My muscles tensed. With Gregor talking to him right now, they didn’t need me spilling the beans about Nic actually having Dumont, and that he was being trailed closely. Then again, Gregor might make the decision for us to go out there and bring Nic and Dumont back in. Confront the enemy before they even made it back to the estate. There were so many things up in the air right now. Like Nic said, we had to make about a thousand different decisions before Nic got here with Dumont. He
was enemy number one, and it wasn’t just Gregor who would have a hard time calming down. I didn’t even know how I would react the first time I saw him.
I shrugged, going for nonchalance. “I hear Soren’s been asking for me. Stephan said something about maybe transferring him here. Is that happening?”
“I think we should,” Lex said. “He’s not doing us any good at The Fort right now since we moved our headquarters here.”
“Makes sense.” Plus, what Lex didn’t know was that it was a very real possibility Dumont was going to be imprisoned here soon too. Having both of them in the cells might make it interesting.
The back door burst open and a stricken, honey-colored head searched the room. When Connor locked gazes with me, a tremor rattled my body. “Come.” He looked at Lex. “You, too. Now.”
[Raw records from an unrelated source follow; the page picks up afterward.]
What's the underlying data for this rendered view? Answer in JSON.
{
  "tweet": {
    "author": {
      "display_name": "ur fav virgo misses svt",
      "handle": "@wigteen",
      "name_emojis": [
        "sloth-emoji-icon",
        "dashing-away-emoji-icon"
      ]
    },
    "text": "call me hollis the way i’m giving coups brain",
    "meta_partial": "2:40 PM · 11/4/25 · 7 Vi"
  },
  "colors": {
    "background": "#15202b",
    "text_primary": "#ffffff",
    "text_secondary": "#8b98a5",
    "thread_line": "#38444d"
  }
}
Lex started out at a normal gait toward the back door, but I pushed past her, my feet eating up the floor between being in the dark and what made Connor look like that. Connor held the door open for us, and we both rushed forward, Lex picking up the pace now since she saw my reaction. He waved us further into the dark hallway and then took a right through a doorway I hadn’t noticed the only other time I’d been in this hall. All of us spilled out into the family room through a hidden door.
Gregor paced in the middle, my phone clutched in his hand.
“What is it?” Lex asked. “What happened?”
Gregor stopped, turned toward us, and inclined his head. “Nicolai has Dumont.”
Lex gasped, a smile curving her lips. “That’s great.”
Gregor held up a hand. “Dumont also has Nicolai.”
My gaze narrowed as I stared down Nic’s father. What did he mean by that? Last I heard Nicolai was just bringing him up-to-date so we would have things in place when he got here. Now what was going on?
Stephan moved toward me, which immediately made my hackles go up. Something else had happened.
Finding his father mute, Christian stepped forward. “Although Nic got Dumont, he also has a trail of dedicated, annoyed, angry Dumont followers on his heels. There are too many to fight, and we don’t want to risk relinquishing Dumont now that we finally have him.”